I didn't get to respond, I suspect because the poll had been taken down for tabulation by the time I got to the post. I don't mind being a senior or senior citizen or older adult. Or 71 years old. Or a retiree. I don't like elder; it sounds like either an affectation or a church official. Silver Fox is a lecherous old man, and besides, its a masculine form that doesn't even apply to women (vixens). My bank groups me into its "55 and Better" category, which i sort of like.

What about Silver Sneakers?
That's what gets me into any class at the Y compliments of my health insurance company.

So many labels annoy me but this one does not. It sounds active and pays the fees.

I'm guilty! I'm one of the people who likes "Geezer." But I realize that I like it when my older friends and I say it to each other. (We also say "....but we're OLD!!!" sometimes in amazement.) When we're in Geezer mode, we're not taking ourselves very seriously. It's like we're owning the joke.

I also dislike Silver Fox for exactly the reason stated above. One I particularly loathe is "Young Lady" said by grocery clerks and so on.

I also loathe "Young Lady" (I wrote it in on the survey), favored by a checker at my local Trader Joe's. Maybe I should call him "Sonny Boy."

@Jean -- completely on point about "Silver Foxes" -- sleazy and slimy.

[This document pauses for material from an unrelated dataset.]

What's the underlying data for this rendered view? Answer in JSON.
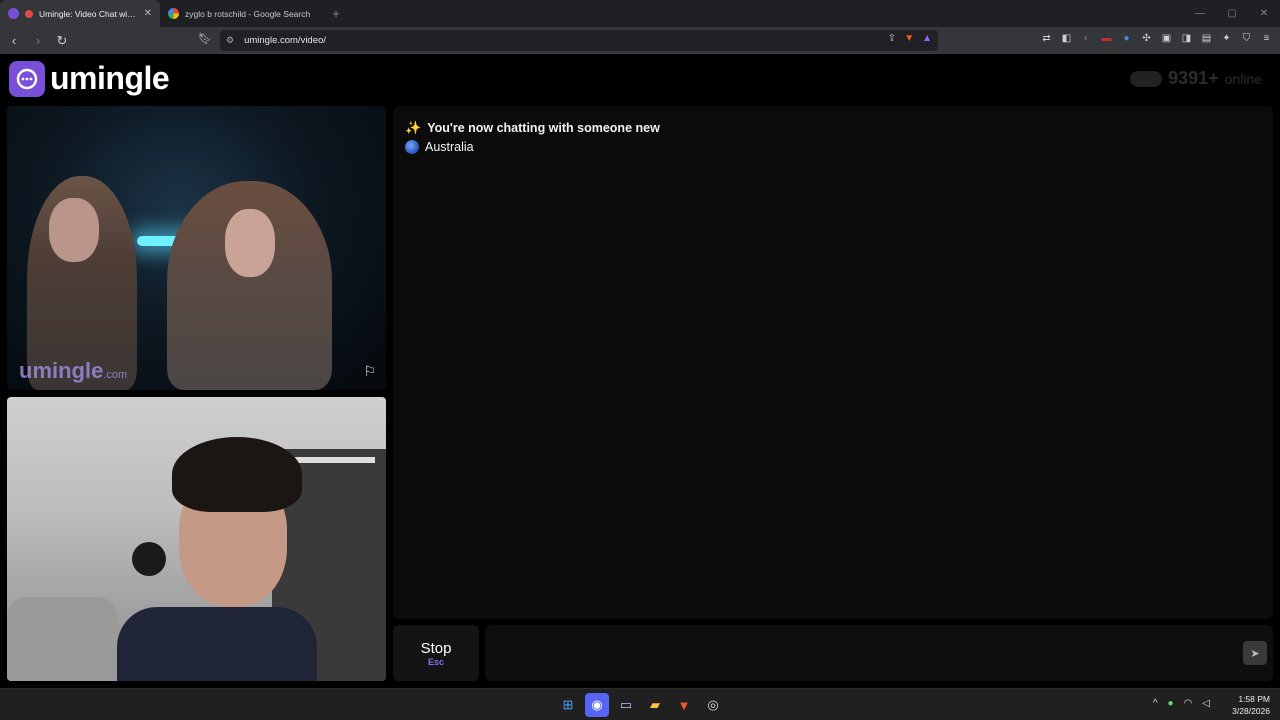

@Bruce -- of course you're right, "Adult" is just fine and more appropriate. Unfortunately the many disabled veterans from Iraq and Afghanistan may change the idea that only old adults need diapers.

I like Sir when being addressed by grocery store checkers and such. It's the way I was brought up. I do not care much for a clerk or bank teller using my first name like they know me.

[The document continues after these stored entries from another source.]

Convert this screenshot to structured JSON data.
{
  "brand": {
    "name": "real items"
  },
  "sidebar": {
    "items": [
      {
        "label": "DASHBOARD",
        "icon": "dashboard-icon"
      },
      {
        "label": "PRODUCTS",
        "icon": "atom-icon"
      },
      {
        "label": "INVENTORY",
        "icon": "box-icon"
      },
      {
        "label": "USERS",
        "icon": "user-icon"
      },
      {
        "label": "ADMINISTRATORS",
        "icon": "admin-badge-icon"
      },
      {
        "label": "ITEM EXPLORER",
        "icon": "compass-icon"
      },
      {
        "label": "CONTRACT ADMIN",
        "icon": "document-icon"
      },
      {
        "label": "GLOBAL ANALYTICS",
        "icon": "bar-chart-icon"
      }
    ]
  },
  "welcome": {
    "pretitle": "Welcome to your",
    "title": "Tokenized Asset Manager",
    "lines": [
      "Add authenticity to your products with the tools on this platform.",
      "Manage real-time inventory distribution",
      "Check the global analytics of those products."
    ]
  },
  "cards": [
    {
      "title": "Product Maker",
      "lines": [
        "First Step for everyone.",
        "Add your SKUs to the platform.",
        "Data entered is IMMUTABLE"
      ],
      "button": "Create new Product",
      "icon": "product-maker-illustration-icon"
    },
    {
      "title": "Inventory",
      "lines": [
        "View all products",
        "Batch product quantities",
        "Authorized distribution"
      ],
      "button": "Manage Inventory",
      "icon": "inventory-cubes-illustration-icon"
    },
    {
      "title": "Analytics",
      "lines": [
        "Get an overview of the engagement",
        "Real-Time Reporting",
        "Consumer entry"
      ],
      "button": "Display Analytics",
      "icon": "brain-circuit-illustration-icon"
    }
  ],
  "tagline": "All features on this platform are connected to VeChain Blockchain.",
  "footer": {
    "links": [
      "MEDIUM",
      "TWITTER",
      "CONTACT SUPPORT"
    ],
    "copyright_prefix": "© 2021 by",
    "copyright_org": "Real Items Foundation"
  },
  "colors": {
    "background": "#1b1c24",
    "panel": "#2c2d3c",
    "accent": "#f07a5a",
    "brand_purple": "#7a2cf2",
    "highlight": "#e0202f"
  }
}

Still at some point it is nice to be noticed and not ignored.

Interesting poll.

Great comments! I'm going shopping for a sparkly gold cane in case anyone DARES to call me a Silver Fox.

I favor "fully mature adult," be failed to think of it when responding to the poll. That seems to happen more often since I entered fully mature adulthood.

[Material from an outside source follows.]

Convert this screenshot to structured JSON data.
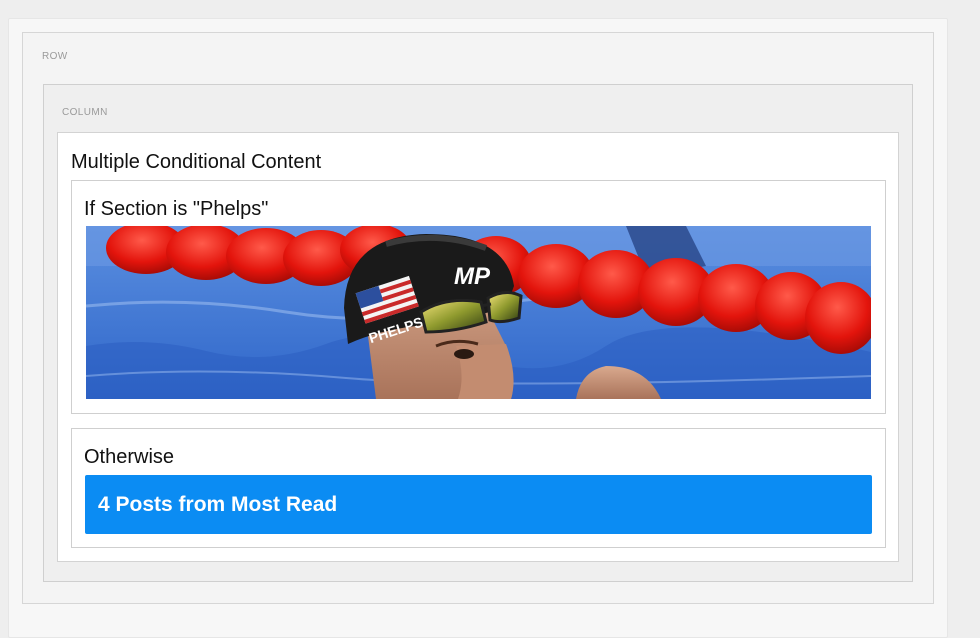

Someone mentioned this in the comments last week and I agree: Elder is a good enough term but it is not neutral because it is used in different cultures with meaning attached. And so, when I think of elder I think not every old person is an elder.
That is why I am most comfortable with old!

Silver Sneakers?

Cool.

How about "wrinkley?" As the Brits say. Kind of amuses me.

I totally agree with the dislike of "X years young." On the other hand, I kind of perversely do like "geezer"--at least when I use it of myself. If memory serves, I did cast one of the write-in "votes" that got lost: "crusty old fart" (stolen from one my my culture heroes, the late, great folksinger U. Utah Phillips). I like the humor in it. I turn 67 this summer, but I don't think I'm too crusty--yet.

What is the difference between elder and elderly? None! They are both awful.

I also get squiggly about Silver Fox..it seems like Lounge Lizard goes right along with it. And X years young gets me too--

I do like geriatric..it's honest, its a medical term and hopefully will come into more use as we get away from the cutsie terms.